Kurdish civilians in the region fear the move will destroy their self-rule and create a demographic shift as Turkey moves Syrain refugees in the area.
Jim Jeffrey, the senior US diplomat in Syria, questioned whether the plan would be successful.
“It’s full of holes,” he told a congressional hearing. “All I know is it will stop the Turks from moving forward. Whether the Russians will ever live up to their commitment . . . I don’t know.”
Under the deal, Turkey would continue to control a 20mile-deep swath of northern Syria that runs roughly 75 miles between the towns of Tal Abyad and Ras al-Ayn.
Turkey, Russia and Syria will have influence in the remainder of the territory east and west of that area.
“This operation also guarantees Syria’s territorial integrity and political unity . . . We never had any interest in Syria’s land and sovereignty,” Erdogan said after the meeting with Putin.

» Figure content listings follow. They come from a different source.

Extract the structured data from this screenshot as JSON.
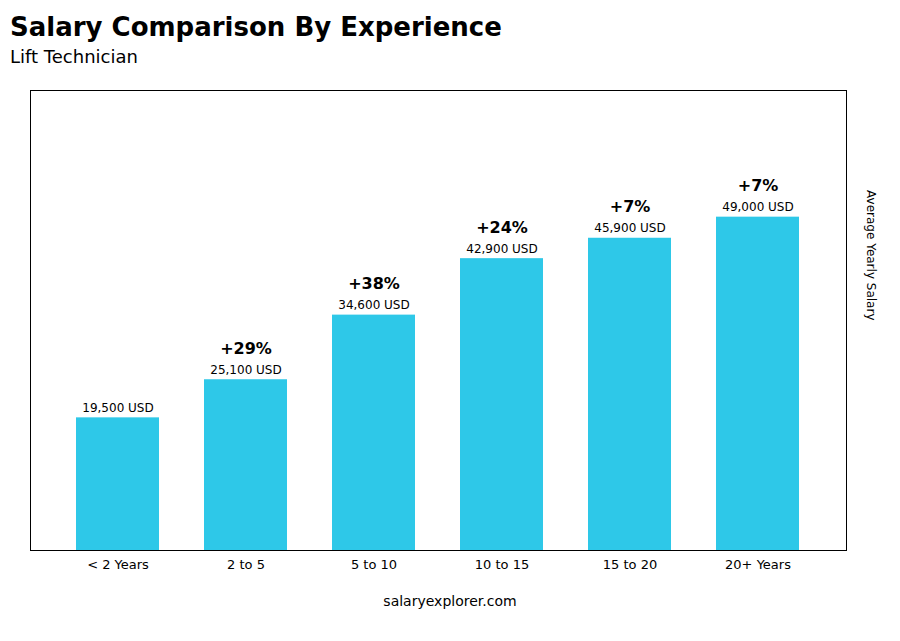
{
  "chart_data": {
    "type": "bar",
    "title": "Salary Comparison By Experience",
    "subtitle": "Lift Technician",
    "ylabel": "Average Yearly Salary",
    "caption": "salaryexplorer.com",
    "categories": [
      "< 2 Years",
      "2 to 5",
      "5 to 10",
      "10 to 15",
      "15 to 20",
      "20+ Years"
    ],
    "values": [
      19500,
      25100,
      34600,
      42900,
      45900,
      49000
    ],
    "value_labels": [
      "19,500 USD",
      "25,100 USD",
      "34,600 USD",
      "42,900 USD",
      "45,900 USD",
      "49,000 USD"
    ],
    "data_labels": true,
    "annotations": [
      "+29%",
      "+38%",
      "+24%",
      "+7%",
      "+7%"
    ],
    "color": "#2ec8e8",
    "ylim": [
      0,
      67620
    ],
    "tick_labels": "x",
    "grid": false
  }
}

Erdogan launched an invasion three days after President Trump told him in an Oct. 6 phone call that US troops would be pulled out of the area.
American Special Forces had been working with the Kurdish militia in Syria since 2014 to destroy the Islamic State terrorist group.
But Ankara considers those
Kurds to be a terrorist organization aligned with an insurgent group that has been battling the government for decades within Turkey.
Vice President Mike Pence’s office said it has been told by the leader of the Kurdish forces, Gen. Mazloum Abdi, that his troops have “withdrawn from the relevant area of operations.”
A five-day cease-fire brokered with Erdogan last Thursday with the vice president and Secretary of State Mike Pompeo ended at 3 p.m. Tuesday.